To overcome the boomerang effect in social-norms marketing campaigns, Cialdini et al(1991) argues that injunctive norms may help. Injunctive norms refer to “perceptions of what is commonly approved or disapproved within the culture”(Reno, Cialdini, & Kallgren, 1993). To put it simply drawing from the example on the anti-smoking advertisement, smokers who continue to smoke more after watching the advertisement (descriptive norm) may smoke less or eventually stop entirely with the public’s perception that smoking is really harmful or wrong (Injuntive norm).
Questions I’d like to pose to the readers:
1) Do you agree with the focus theory of normative conduct?
2) Are there other factors at play in contributing to the effects these messages achieved?
3) What are some of the assumptions of this theory?
Aarts, H., & Dijksterhuis, A. (2003). The silence of the library: Environment, situational norm, and social behavior. Journal of Personality and Social Psychology, 84, 18–28.
Cialdini, R.B., Kallgren, C.A., & Reno, R.R. (1991). A focus theory of normative conduct. Advances in Experimental Social Psychology, 24, 201–234.
Clapp, J.D., Lange, J. Perkins, H.W., Haines, M.P., & Rice, R. (2005). Misperceiving the college drinking norm and related problems: A nationwide study of exposure to prevention information, perceived norms and student alcohol misuse.
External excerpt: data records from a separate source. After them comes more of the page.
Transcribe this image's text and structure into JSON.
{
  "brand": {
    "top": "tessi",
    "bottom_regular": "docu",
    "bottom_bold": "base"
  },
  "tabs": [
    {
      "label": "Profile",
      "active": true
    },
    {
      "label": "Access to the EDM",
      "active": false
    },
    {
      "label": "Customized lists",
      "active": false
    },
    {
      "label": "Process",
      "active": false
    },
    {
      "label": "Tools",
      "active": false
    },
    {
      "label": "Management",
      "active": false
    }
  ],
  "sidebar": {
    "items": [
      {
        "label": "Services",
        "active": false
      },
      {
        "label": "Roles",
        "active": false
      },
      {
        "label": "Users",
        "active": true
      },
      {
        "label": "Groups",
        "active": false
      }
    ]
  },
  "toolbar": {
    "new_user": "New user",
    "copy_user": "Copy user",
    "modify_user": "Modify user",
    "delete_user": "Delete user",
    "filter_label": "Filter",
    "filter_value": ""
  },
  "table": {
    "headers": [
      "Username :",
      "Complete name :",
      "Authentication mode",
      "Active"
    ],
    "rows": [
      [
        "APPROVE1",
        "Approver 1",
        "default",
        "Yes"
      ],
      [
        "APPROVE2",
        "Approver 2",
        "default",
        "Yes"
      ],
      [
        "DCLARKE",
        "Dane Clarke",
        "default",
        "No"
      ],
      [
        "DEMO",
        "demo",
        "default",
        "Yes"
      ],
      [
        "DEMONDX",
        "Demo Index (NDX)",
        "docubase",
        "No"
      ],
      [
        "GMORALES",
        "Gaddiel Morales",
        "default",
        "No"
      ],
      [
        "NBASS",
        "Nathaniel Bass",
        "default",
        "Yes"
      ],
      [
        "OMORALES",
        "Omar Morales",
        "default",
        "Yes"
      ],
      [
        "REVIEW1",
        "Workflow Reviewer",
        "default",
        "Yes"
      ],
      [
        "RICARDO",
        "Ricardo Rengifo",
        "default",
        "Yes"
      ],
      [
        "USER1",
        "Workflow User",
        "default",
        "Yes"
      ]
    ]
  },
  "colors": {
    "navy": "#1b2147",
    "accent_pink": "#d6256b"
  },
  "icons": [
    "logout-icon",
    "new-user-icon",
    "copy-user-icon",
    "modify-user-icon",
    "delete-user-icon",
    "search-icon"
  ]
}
Journal of Studies on Alcohol, 66, 470–478.
Schultz, P.W., Tabanico, J., & Rendo´n, T. (in press). Normative beliefs as agents of influence: Basic process and real-world applications. In R. Prislin & W. Crano (Eds.), Attitudes and persuasion. New York: Psychology Press.
Reno, R., Cialdini, R., & Kallgren, C.A. (1993). The transsituational influence of social norms. Journal of Personality and Social Psychology, 64, 104–112.